Auf einen kurzen Nenner gebracht, wenden sich der Philosoph und die Filmwissenschaftlerin vor dem Hintergrund eines aufgeklärten Humanismus mit seinen Werten der Moderne gegen zweierlei: dagegen, dass Rechnern bzw. Rechnungsformel (Algorithmen) Intelligenz, Ethos, Emotionalität zugetraut oder zugeschrieben werden – trotz der Bezeichnungen Artificial und Emotional Intelligence bzw. Computing und „Technikethik“. Alles, was Maschinen können, ist, simulieren und insinuieren, sozusagen so tun als ob. Mehr als dieses Als-ob können sie nicht leisten – gleichgültig, wie „perfekt“ sie imitieren, sich selbst reproduzieren, Entscheidungen treffen etc.. Ebenso wenig können sie kognitiv im menschlichen Sinn verstehen, erkennen, begreifen, bewusste und intentionale Akte vollbringen. Menschen sollten sich nicht in die Irre führen lassen und darum sorgen, dass Computer, Roboter & Co ihnen den Rang als höchstentwickelte intelligente Lebensform der Erde streitig machen können.
Das mag beruhigen; allerdings wäre es empfehlenswert, den gesamten Horizont der bisherigen Debatte dazu zu umreißen. Denn es gibt durchaus unterschiedliche Auffassungen und Begründungen, die das Gegenteil plausibel machen. Den einen und anderen Hinweis geben die Autoren selbst, etwa mit Chalmers „Brain in the Tank“ oder dem Film „WALL-E“, der den sehr lesenswerten Roman von E. M. Forster, „ Die Maschine steht still.
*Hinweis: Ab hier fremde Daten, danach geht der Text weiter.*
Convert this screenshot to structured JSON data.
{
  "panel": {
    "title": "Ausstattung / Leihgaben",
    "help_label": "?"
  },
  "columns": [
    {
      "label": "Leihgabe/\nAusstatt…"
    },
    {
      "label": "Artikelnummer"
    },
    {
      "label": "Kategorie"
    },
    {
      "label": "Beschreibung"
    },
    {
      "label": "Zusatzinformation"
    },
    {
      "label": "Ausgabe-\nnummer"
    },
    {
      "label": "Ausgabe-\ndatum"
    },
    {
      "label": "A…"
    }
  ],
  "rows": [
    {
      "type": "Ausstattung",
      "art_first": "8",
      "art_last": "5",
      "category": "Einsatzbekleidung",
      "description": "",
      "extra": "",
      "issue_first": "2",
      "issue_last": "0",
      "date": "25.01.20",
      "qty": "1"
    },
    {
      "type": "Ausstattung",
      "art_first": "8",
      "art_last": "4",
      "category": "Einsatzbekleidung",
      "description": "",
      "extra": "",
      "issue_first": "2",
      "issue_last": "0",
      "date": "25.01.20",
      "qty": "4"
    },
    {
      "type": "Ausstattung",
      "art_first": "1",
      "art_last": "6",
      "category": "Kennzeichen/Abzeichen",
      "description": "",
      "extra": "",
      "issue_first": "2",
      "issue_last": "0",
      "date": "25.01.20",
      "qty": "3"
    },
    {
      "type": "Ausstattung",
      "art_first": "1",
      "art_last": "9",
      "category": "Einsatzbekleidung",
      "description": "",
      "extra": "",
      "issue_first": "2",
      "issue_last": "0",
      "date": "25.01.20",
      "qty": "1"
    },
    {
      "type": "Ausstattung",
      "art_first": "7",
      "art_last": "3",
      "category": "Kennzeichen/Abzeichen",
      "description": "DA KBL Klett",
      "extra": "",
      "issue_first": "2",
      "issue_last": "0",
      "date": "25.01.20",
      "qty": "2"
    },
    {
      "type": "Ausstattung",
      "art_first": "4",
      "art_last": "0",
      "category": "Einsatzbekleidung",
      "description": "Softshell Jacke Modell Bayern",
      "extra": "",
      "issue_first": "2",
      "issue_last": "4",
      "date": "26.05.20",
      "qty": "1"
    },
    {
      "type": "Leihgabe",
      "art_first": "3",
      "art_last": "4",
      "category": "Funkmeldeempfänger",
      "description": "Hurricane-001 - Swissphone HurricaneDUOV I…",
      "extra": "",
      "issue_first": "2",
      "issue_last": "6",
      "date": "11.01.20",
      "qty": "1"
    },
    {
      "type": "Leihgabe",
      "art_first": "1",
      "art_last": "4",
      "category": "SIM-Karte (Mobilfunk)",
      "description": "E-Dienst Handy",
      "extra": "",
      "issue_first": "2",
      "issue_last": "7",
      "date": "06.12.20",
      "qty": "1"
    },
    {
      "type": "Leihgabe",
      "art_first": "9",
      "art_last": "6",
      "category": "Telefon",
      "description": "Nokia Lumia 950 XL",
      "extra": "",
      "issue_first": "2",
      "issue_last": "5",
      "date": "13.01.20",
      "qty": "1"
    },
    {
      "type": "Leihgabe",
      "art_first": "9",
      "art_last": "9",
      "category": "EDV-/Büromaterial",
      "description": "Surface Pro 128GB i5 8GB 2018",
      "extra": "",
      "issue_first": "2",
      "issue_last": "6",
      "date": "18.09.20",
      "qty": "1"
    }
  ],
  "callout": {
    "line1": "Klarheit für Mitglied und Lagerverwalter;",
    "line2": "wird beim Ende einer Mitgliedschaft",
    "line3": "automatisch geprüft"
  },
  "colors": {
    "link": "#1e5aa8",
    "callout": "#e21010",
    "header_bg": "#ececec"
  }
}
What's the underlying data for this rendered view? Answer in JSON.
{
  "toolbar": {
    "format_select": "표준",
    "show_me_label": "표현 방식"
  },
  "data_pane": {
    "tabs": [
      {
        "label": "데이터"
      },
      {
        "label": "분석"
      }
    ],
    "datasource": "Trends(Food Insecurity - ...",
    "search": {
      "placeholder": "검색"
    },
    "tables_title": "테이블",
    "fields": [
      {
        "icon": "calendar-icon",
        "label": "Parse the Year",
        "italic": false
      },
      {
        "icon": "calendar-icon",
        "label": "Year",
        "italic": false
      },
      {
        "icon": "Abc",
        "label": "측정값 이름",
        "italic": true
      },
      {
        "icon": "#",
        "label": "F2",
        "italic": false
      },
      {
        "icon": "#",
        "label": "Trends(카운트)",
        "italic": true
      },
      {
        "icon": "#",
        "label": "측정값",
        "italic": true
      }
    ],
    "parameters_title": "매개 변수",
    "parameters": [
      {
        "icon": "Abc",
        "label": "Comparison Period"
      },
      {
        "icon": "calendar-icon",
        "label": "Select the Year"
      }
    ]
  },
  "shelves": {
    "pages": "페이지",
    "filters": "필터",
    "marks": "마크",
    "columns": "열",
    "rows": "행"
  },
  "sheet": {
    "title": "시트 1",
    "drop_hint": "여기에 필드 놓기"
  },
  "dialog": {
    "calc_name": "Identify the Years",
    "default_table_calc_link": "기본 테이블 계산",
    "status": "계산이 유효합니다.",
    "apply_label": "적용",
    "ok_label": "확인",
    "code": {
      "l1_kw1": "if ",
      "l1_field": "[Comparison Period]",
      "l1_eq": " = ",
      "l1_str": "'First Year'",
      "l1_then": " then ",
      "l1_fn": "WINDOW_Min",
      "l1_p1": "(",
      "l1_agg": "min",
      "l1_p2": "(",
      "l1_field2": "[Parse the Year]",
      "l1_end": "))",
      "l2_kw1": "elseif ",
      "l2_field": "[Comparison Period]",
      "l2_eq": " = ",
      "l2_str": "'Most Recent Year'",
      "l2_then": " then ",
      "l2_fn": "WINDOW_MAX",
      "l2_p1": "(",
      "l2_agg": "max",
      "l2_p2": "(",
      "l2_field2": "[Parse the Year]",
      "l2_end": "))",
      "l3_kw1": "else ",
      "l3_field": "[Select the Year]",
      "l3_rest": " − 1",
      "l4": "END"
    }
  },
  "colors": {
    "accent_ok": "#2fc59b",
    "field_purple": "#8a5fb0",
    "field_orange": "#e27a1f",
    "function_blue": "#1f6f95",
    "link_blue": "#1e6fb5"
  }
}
Hoffmann & Campe, Hamburg 2016), erschienen 1909 (!), im Grundgedanken nachbildet und schlussendlich auf Platons Höhlengleichnis zurückgehen mag.
So weit, so bekannt, wenn auch unterlegt mit dem einen und anderen philosophischen Zitat, Argument, Begründungsstrang. Der philosophische Part fällt bedauerlicherweise kurz aus, obgleich exakt dies einen Unterschied zu anderen Abhandlungen mit dem gleichen Ton kennzeichnete und der Leser an der sicherlich breiter als im Buch dargestellt vorhandenen Expertise gern mehr partizipierte.
Zwar formuliert der Autor, keine wissenschaftliche Abhandlung vorlegen zu wollen – was in der Tat gelungen ist. Allerdings auf Kosten von Tiefe, Erörterung von Grundlegendem, der Explikation der welt-, lebensanschaulichen, erkenntnistheoretischen und ethischen, normativen Orientierung, die als Fundament der Ausführungen die Perspektive(nvielfalt) der Betrachtung lesbar einschränkt (vereinseitigt). (Vielleicht spielt die ehemalige politische Aktivität des heutigen Philosophiedozenten als ehemaliger Kulturstaatsminister eine Rolle, wodurch auch die Breite der Aspektpalette (Kapitelthemen) und Plauderei zu sattsam bekannten Fragestellungen erklärbar sein könnte.) Dennoch: Es gibt zahlreiche Passagen, die als philosophische oder philosophierende erhellend sind, Kontroversen zumindest andeuten, verschüttetes Wissen an die Oberfläche befördern. Ihnen ist anzumerken, dass der Autor dem Leser durchaus mehr hätte zutrauen können.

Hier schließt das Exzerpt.